Sin olvidar las máscaras mortuorias con las que se capturaba la imagen facial de personajes ilustres ya fallecidos en la Antigua Roma o los grabados en las lápidas con la figura del difunto de la Europa de los últimos siglos.

 

Imágenes ideales y casi ‘canonizadoras’ de las personas fallecidas que en las épocas renacentista y barroca se dejaron atrás para ofrecer una mirada diferente del retrato postmortem, que pasó a representar al individuo de manera cruda, conservando sus defectos. Ello de la mano de artistas como Rembrandt y de los moldes de escayola de la cara del difunto, costumbre que se conservó hasta el siglo XIX.

 

No existía el concepto de miedo a la muerte como se entiende en la actualidad, si no que era un paso más en la existencia de una persona, un punto intermedio entre dos mundos: el terrenal y el espiritual.

 

La llegada de la fotografía a mediados del siglo XIX supuso recuperar esa idealización de las personas fallecidas cuando estaban vivas, pero de la manera más realista, ya que era posible capturar para siempre su imagen de verdad.

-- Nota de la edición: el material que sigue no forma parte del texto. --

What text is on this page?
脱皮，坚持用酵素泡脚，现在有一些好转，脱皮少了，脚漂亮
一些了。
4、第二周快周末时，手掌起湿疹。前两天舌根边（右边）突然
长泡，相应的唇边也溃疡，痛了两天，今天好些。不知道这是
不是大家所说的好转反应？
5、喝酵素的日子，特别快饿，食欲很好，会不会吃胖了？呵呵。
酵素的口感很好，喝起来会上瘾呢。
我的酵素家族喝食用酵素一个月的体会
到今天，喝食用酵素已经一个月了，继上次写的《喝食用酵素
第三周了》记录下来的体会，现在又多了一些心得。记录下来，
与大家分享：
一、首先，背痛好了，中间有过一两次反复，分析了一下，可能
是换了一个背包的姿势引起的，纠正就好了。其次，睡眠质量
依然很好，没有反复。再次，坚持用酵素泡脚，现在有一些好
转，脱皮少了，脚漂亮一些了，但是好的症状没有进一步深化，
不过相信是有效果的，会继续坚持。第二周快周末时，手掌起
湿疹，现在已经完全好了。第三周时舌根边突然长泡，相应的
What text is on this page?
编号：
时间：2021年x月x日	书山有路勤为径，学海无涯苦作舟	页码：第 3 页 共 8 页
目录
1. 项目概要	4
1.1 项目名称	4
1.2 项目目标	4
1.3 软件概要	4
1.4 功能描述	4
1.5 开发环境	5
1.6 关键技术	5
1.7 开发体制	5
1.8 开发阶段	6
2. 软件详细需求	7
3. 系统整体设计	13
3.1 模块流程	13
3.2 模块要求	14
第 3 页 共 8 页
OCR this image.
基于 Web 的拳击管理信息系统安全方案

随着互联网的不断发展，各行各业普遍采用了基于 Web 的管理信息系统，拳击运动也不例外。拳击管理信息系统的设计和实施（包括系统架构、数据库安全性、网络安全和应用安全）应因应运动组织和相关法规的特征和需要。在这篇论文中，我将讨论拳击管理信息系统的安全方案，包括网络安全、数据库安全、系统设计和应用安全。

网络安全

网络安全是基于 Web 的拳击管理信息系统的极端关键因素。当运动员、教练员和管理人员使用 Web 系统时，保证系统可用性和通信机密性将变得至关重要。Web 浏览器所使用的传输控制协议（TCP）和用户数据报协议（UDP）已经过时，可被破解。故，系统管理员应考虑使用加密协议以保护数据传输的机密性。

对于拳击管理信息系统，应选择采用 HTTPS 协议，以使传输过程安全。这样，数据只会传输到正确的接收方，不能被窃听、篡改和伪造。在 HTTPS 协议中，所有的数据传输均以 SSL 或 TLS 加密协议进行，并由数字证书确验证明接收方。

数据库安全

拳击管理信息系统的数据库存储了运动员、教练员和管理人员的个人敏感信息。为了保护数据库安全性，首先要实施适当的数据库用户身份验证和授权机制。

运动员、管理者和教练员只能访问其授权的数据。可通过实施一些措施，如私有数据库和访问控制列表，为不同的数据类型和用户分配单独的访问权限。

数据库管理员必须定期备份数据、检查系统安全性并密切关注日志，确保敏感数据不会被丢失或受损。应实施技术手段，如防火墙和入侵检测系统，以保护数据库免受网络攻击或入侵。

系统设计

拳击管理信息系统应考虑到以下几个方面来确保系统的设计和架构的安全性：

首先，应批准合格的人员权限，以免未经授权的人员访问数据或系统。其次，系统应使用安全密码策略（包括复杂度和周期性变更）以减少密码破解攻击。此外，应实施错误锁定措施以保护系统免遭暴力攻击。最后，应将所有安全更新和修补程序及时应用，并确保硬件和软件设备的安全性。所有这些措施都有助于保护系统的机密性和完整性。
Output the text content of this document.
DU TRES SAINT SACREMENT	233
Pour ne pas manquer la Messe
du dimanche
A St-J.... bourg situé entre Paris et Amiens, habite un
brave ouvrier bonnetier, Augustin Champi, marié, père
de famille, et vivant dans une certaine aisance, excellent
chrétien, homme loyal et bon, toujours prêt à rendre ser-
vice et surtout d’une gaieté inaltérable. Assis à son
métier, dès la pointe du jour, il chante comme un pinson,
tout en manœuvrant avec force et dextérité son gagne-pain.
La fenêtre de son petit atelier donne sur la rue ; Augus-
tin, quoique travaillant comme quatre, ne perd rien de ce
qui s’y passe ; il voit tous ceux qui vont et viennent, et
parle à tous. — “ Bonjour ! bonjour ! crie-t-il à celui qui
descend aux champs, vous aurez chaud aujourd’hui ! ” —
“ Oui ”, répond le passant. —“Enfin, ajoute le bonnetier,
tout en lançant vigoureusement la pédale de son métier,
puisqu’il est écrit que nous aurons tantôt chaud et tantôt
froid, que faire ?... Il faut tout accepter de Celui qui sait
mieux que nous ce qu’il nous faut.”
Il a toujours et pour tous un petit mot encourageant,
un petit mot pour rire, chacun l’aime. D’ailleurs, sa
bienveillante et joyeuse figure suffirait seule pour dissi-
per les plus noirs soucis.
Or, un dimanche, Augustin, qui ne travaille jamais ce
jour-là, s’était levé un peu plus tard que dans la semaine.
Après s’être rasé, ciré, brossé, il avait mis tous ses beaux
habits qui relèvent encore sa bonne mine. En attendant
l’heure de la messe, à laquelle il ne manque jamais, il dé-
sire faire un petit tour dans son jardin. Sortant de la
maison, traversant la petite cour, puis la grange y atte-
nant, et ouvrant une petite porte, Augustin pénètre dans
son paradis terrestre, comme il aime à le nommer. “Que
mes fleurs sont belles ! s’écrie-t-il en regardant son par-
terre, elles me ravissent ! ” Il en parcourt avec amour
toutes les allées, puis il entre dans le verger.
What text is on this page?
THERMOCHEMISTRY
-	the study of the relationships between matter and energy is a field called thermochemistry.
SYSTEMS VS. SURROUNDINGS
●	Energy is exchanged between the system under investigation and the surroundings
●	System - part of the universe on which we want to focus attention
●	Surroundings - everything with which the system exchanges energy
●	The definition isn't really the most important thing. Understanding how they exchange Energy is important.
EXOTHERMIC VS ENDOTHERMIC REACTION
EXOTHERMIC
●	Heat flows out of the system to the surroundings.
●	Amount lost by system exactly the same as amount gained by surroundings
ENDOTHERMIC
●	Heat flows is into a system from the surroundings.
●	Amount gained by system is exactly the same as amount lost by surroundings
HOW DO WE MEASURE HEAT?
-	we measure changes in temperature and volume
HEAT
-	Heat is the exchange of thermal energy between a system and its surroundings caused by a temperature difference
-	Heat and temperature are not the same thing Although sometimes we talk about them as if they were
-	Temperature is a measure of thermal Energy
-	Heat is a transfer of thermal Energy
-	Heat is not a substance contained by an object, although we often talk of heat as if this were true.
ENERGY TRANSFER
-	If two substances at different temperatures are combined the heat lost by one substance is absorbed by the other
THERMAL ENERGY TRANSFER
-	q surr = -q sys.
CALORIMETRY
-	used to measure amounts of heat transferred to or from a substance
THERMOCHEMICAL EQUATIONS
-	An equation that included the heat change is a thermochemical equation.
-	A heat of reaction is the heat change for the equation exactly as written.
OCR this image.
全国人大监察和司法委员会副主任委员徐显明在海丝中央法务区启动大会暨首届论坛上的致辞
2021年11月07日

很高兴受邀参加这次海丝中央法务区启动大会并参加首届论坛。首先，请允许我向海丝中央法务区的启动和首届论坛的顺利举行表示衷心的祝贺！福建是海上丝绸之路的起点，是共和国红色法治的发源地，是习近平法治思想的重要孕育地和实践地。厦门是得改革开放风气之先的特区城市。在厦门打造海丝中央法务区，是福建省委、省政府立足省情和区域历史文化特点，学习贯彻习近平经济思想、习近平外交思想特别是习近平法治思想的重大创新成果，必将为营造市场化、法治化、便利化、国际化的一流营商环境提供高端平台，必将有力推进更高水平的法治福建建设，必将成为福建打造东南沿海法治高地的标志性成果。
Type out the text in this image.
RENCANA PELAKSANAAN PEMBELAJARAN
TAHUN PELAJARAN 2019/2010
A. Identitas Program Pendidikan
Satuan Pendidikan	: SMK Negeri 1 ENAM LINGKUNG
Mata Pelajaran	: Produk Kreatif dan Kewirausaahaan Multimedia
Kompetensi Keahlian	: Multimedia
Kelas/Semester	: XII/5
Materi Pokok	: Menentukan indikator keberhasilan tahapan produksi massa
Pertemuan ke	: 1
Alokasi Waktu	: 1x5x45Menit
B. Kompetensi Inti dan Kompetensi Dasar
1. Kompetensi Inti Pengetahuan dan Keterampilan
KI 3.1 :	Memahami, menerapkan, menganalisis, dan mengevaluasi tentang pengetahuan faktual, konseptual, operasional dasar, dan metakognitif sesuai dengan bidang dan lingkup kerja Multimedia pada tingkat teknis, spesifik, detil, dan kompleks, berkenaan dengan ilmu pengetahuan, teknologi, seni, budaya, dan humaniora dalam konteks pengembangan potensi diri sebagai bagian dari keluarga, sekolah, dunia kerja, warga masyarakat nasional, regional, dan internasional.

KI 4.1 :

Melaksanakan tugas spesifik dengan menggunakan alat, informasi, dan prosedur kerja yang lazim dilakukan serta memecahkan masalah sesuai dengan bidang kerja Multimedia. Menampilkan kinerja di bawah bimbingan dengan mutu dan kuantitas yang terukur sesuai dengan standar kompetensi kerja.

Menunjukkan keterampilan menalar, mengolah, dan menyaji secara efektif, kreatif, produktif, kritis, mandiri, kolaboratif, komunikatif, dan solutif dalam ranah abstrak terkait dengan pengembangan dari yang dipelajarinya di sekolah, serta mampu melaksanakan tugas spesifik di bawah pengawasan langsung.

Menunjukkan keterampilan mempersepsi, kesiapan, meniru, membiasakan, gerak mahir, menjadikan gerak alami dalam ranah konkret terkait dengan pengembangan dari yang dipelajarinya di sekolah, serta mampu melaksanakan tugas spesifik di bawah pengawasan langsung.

Colocaban a los fenecidos (como si de muñecos de trapo se tratase) para posar con objetos o una vestimenta que les representara por su edad o por su profesión.

 

Incluso se realizaban fotografías familiares en estudio en las que el muerto aparecía junto a sus allegados como si todavía estuviese vivo. “Para muchas familias sin elevados recursos económicos de finales del XIX y principios del XX esa instantánea posiblemente era la única oportunidad que tenían de conservar en el recuerdo a sus seres queridos fallecidos“, explica Virginia de la Cruz, experta en fotografía postmortem.

 

Un tipo de fotografía que heredó las costumbres y las técnicas de la pintura y la pasión por la muerte y que fue evolucionando década tras década: se pasó de representar a los muertos emulando estar vivos y disimulando imperfecciones en postproducción (aunque siempre daba muchos problemas técnicos por culpa de la luz) a hacerlo dentro del ataúd como aceptación del fallecimiento del familiar.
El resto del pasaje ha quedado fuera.